Costs, Section 998: Where A Losing Cross-Defendant Was Never Served With A Section 998 Offer, Trial Court Erred In Awarding Expert Witness Expenses Against Her

Costs Recovery Was Void Under CCP § 473(d), With A Remand Ordered To See If Other Costs Were Allowable.

Warren v. Shahar, Case No. B339274 (2d Dist., Div. 4 Mar. 11, 2026) (unpublished) illustrates how a costs memorandum likely needs to be filed separately when there are separate parties involved and CCP § 998 offers are only made to certain parties.

Defendants/cross-complainants defensed plaintiff’s complaint, but they won on a cross-complaint against a new cross-defendant Ms. Shahar to the tune of $600,000, which she eventually paid.  Defendants had made a 998 offer to the plaintiff, although one was never sent to Ms. Shahar relating to the cross-complaint.  Defendants/cross-complainants filed an un-apportioned costs memorandum as against all opposing parties, with Ms. Shahar ignoring it because she did not realize that it was a combined memorandum involving both the complaint and cross-complaint.  $175,195.47 were the costs in the memorandum, $107,476.25 of which comprised expert witness fees relating to the 998 offer rejected by the losing plaintiffs.  The lower court denied Ms. Shahar’s CCP § 473 motion, prompting an appeal.

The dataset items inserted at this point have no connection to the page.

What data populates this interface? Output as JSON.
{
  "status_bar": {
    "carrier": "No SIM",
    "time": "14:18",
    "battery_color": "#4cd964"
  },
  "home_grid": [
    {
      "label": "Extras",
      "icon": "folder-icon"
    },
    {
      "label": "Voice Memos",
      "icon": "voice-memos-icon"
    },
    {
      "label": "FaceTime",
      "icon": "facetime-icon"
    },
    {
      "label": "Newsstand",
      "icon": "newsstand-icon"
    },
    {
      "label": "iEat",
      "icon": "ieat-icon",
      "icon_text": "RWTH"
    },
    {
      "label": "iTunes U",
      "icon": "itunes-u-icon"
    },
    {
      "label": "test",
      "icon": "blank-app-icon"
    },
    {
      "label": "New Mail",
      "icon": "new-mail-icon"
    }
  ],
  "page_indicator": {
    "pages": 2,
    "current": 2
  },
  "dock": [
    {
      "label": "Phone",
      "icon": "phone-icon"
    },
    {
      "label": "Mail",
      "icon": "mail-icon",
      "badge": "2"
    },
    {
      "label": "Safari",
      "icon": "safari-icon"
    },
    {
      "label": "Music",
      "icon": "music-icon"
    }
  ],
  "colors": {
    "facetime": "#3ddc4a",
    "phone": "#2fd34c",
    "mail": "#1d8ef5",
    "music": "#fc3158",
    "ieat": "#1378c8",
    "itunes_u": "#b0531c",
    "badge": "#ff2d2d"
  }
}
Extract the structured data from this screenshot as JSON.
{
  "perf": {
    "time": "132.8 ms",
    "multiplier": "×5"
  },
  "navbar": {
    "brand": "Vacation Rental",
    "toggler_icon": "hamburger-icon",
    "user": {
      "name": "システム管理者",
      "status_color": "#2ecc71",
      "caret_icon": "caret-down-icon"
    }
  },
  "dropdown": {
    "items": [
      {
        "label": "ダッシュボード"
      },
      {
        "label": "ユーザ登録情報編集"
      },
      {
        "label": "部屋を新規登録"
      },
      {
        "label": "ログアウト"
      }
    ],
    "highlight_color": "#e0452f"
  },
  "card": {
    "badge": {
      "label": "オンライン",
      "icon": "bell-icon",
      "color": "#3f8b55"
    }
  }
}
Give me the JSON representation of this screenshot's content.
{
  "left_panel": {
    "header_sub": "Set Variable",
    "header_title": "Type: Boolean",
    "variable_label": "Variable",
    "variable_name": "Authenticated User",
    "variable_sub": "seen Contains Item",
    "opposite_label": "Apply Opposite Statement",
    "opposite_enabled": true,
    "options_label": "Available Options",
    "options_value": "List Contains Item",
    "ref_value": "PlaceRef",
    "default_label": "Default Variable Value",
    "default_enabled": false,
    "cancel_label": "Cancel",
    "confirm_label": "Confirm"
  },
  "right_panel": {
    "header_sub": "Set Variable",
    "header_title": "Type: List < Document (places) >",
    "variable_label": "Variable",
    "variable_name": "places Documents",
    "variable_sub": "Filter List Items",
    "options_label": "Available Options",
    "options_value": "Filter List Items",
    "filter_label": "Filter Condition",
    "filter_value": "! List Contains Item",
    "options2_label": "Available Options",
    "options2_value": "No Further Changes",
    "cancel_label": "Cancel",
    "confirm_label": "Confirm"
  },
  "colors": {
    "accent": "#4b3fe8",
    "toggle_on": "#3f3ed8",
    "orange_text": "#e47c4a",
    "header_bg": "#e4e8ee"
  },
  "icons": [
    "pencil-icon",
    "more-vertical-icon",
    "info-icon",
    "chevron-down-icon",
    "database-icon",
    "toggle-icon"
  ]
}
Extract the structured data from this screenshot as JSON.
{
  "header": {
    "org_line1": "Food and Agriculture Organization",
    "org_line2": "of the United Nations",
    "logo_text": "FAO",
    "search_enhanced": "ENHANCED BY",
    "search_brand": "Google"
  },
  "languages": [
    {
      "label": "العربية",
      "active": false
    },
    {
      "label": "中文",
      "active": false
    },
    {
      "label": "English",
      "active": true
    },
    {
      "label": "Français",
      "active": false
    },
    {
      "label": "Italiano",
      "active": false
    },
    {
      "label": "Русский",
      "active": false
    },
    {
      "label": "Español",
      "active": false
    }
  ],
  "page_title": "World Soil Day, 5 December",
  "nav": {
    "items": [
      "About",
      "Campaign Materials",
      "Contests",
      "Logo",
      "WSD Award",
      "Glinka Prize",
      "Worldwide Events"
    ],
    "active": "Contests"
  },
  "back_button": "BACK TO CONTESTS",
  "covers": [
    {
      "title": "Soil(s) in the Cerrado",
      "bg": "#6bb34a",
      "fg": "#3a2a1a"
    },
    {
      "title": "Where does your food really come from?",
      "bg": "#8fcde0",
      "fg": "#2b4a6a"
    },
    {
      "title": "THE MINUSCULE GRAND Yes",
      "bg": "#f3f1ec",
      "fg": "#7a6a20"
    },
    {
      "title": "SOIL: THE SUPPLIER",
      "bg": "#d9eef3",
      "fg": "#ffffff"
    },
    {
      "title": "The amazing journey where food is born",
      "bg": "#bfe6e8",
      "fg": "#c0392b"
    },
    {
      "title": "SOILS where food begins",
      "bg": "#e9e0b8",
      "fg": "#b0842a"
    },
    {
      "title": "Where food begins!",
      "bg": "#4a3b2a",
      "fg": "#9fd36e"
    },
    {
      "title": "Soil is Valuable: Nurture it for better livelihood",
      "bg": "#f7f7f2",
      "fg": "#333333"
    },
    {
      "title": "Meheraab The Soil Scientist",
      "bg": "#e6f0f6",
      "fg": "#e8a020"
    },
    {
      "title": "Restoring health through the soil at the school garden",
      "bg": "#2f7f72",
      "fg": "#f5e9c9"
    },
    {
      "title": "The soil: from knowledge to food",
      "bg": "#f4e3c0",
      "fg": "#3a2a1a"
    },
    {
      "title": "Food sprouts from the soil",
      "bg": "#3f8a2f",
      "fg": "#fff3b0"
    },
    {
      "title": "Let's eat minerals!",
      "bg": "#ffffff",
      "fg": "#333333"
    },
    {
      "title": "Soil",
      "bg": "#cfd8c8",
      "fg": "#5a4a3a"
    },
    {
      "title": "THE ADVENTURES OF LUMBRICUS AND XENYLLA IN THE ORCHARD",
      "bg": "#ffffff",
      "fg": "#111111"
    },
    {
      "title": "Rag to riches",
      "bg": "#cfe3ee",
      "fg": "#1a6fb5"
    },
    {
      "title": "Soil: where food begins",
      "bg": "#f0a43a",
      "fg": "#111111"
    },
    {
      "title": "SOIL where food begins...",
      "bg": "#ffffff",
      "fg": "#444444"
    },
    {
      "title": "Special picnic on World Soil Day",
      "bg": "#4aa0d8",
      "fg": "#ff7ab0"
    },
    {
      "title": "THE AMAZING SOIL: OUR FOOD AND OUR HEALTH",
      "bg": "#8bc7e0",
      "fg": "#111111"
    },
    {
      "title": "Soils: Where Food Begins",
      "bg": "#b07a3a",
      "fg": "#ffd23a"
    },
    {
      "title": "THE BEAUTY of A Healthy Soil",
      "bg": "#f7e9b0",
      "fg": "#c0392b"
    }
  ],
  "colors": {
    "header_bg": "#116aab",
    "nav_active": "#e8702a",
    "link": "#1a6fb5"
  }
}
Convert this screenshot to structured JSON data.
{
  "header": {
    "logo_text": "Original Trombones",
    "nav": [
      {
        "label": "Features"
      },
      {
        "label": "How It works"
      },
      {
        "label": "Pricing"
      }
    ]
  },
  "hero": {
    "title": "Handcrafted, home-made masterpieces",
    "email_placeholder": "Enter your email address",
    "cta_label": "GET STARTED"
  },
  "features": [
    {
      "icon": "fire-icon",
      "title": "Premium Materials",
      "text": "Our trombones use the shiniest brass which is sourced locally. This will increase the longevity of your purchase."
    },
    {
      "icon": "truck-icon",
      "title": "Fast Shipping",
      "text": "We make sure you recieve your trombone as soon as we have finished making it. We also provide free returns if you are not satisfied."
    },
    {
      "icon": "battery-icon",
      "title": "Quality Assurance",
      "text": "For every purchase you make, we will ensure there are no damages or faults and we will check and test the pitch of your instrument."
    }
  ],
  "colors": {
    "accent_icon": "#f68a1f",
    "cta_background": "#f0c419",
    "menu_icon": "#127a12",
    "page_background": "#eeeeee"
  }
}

The 2/4 DCA reversed the expert witness fees award as a matter of law.  It found that these costs were not allowable against Ms. Shahar because the 998 offer was not sent to her, such that the trial court lacked jurisdiction in the fundamental sense to award these void costs.  (See Selma Auto Mall II v. Appellate Dept., 44 Cal.4th 1672, 1684; Moore v. Kaufman, 189 Cal.App.4th 604, 614, 616 (2010).)  Besides striking the expert witness fees from the judgment as a matter of law, the panel found it appropriate to remand so that the lower court could determine if the remaining costs were allowable against Ms. Shahar.